Crowdfunding scientific discoveries
How does natural gas fracking contribute to air pollution? Which features of the urban landscape affect the abundance of bees and the consequent crop yield? Is it possible to prevent the transmission of the BRCA gene mutation? Until recently, scientists’ best hope of finding the answers to these questions was to apply for research grants—a time-consuming and often fruitless process. (The National Science Foundation only funds a quarter of the 40,000 grant proposals it receives each year.) Experiment, a crowdfunding platform for scientific research, is changing that.
Experiment (formerly Microryza) was co-founded by UW alumni Cindy Wu (BS, Biology, 2011), Denny Luan (BS, Biochemistry; BA, Economics, 2011), and Skander Mzali (MS, Aerospace Engineering, 2010). The three created the company in response to what Wu calls a “bottleneck” in science research funding—the majority of scientists spend more time on finding funding for research than the actual research itself. Its business model is simple. Similar to Kickstarter, researchers post projects in need of funding on Experiment’s platform and supporters donate to those projects. If a project doesn’t reach its fundraising goal, it goes unfunded, and the donors are not charged. If a project reaches its goal, scientists carry out their research, and share the results with their financial backers. As the website states, it’s “science for the people, by the people.”
Experiment was slow to gain traction. “Sometimes the best ideas look like really bad ideas,” says Wu. The team applied to the UW Business Plan Competition, but didn’t make it past the first round. They applied to Techstars with no success. They applied to 500 Startups and, while the accelerator said their idea was promising, it didn’t accept them. But they kept trying, improving their pitch with each application. “The application process taught us how to explain our start-up in a way that people could understand,” Wu explains.
That was key. In 2011 Experiment was accepted into the Buerk Center’s Jones + Foster Accelerator. Shortly thereafter they applied to Silicon Valley-based Y Combinator, one of the top accelerator programs in the country, and got in. The team hopped in a car, headed south to Palo Alto, and they’ve been full speed ahead ever since.
To date, Experiment has raised $1.23 million in funding from a number of Bay Area standouts like Y Combinator, 500 Startups, and Andreessen Horowitz, and grown to 6 employees.
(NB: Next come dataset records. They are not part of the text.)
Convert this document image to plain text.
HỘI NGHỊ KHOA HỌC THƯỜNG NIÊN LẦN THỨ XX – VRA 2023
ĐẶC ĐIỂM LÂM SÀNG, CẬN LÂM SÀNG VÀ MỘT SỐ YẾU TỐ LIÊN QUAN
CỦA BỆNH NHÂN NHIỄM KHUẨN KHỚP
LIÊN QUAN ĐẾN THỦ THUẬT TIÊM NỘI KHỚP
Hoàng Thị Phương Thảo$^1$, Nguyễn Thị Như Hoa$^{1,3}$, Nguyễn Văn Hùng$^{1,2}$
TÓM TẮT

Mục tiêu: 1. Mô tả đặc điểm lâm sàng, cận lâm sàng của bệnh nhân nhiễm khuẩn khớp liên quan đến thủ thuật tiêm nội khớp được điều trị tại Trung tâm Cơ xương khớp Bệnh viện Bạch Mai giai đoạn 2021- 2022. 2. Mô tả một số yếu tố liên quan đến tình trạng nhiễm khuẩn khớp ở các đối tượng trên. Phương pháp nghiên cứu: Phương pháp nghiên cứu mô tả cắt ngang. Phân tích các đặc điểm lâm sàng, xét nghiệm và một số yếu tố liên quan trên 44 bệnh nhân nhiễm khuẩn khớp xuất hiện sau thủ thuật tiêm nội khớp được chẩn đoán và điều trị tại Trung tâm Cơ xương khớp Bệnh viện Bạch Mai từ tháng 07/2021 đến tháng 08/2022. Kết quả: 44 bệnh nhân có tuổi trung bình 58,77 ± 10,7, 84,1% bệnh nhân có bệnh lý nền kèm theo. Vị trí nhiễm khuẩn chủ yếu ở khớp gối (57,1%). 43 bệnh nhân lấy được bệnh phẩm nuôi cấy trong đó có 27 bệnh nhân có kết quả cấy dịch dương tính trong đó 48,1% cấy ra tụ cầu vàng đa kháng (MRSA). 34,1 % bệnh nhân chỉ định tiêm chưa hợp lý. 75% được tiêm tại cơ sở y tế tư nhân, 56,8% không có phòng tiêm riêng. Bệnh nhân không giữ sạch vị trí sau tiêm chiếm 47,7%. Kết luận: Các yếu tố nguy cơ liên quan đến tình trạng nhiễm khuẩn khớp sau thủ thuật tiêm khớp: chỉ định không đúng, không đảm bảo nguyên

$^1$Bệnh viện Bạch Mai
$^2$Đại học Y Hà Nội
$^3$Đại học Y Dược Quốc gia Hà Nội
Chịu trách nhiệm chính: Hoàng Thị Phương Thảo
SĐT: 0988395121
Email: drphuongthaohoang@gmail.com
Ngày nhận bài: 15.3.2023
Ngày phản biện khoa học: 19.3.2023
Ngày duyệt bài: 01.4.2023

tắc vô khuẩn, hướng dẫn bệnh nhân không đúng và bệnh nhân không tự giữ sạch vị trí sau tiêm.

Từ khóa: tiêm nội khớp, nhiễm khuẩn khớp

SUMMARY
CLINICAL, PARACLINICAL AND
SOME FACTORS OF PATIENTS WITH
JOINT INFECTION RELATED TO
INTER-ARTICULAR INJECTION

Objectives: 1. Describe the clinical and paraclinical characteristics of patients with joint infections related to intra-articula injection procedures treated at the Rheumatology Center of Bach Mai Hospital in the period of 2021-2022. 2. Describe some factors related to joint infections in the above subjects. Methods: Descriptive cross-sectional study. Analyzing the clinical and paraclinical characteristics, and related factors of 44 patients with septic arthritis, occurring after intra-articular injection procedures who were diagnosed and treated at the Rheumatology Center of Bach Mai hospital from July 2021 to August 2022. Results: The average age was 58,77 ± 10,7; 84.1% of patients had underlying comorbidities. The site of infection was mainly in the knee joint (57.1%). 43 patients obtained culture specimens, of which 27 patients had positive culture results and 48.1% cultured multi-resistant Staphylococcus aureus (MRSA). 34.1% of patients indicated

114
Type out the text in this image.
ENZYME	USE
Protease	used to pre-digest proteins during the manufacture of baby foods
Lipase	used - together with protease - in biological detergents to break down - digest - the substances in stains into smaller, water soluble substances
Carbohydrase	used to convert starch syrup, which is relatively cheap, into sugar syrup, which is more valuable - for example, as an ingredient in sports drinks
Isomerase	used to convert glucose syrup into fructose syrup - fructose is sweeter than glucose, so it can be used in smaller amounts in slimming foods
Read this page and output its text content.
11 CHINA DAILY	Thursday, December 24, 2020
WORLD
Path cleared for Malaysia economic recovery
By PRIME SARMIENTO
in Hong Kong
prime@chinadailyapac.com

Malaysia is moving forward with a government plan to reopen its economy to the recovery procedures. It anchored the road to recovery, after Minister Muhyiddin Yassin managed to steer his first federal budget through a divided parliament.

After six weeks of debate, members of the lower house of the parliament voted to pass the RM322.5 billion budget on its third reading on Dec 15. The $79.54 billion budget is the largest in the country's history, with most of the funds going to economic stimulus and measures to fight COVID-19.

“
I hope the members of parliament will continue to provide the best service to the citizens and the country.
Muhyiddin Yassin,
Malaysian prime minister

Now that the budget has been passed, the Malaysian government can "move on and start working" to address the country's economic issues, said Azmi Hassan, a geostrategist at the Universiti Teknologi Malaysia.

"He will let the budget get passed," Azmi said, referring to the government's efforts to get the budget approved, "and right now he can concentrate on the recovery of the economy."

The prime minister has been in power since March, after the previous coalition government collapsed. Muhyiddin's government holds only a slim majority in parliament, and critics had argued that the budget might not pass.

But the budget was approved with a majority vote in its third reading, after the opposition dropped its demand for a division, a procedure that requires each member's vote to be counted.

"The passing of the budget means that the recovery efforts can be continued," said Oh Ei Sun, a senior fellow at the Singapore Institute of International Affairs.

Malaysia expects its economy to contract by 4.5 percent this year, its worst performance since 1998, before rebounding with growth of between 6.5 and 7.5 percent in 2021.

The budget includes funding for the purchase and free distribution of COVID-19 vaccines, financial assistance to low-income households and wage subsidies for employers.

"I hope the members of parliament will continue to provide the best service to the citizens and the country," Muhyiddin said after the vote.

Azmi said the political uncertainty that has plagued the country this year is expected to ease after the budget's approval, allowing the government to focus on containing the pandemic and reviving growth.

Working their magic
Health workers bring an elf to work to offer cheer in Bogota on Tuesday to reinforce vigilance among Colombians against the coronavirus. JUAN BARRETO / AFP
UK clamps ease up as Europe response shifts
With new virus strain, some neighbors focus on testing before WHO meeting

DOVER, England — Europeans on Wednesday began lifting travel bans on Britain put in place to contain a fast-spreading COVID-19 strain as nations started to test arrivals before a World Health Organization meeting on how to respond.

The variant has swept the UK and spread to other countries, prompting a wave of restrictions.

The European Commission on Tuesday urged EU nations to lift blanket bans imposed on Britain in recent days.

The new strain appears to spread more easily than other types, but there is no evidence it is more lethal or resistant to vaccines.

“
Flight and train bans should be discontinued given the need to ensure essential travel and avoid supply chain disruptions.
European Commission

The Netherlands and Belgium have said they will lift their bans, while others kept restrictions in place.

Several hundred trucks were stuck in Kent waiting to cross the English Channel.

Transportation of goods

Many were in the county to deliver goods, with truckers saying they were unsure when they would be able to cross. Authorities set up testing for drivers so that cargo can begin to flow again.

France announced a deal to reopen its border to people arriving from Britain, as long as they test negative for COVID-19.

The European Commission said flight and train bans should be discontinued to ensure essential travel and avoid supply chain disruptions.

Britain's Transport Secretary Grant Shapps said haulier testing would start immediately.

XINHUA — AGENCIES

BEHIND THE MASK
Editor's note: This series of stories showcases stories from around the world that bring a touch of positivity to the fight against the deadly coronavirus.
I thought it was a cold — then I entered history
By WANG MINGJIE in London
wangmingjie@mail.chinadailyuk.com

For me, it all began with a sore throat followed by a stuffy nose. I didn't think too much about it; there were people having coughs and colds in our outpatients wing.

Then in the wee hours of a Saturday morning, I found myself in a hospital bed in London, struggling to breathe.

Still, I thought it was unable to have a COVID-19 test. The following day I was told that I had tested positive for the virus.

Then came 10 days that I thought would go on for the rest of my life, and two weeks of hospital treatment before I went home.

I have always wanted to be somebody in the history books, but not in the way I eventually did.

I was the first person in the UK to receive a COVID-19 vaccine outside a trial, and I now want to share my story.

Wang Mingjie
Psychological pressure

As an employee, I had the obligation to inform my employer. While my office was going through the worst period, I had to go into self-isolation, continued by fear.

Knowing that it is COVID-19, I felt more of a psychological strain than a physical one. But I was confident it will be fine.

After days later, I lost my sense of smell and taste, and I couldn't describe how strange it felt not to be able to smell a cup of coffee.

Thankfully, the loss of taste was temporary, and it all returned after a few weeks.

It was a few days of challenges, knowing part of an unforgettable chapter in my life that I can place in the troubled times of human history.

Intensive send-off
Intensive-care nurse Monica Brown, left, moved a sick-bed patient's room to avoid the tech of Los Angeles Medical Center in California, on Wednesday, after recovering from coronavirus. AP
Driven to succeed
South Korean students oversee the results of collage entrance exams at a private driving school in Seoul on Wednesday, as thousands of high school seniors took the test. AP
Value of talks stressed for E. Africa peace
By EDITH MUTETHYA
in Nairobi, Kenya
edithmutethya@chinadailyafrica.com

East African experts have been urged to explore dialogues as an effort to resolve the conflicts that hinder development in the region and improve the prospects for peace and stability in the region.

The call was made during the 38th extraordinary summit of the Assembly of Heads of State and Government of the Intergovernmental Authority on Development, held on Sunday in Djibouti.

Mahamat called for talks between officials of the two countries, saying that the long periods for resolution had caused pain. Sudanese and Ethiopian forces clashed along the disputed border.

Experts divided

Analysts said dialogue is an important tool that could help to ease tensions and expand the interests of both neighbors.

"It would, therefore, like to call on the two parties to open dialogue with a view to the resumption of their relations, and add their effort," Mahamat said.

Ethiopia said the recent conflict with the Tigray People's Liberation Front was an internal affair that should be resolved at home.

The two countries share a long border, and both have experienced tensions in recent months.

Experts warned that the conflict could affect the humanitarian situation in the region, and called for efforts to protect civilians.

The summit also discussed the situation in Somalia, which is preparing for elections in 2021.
It has been featured in the Seattle Times, the Washington Times, and Nature, and its funding platform has made it possible for scientists to research everything from malaria, to addiction, to pet therapy. Since its April 2012 launch, the company has helped fund over 80 research projects at 50+ universities.
“The number of donations and repeat donors on the application are growing,” says Wu. “When people start to donate more money and the same people come back to donate time and time again, you know you have a real community and an exceptional product.”
Exceptional crowdfunding is only the tip of the iceberg. Experiment’s next challenge is helping scientists collaborate on projects, publish their research, and commercialize their discoveries.
If it sounds like Wu is in for a lifetime of work, she is. “I basically work 24 hours a day,” she says. Luckily, she doesn’t seem to mind. She and her team are dedicated to leading change in scientific research, and if things keep going their way, Experiment might just be the difference between a project that goes unfunded and research that changes the world.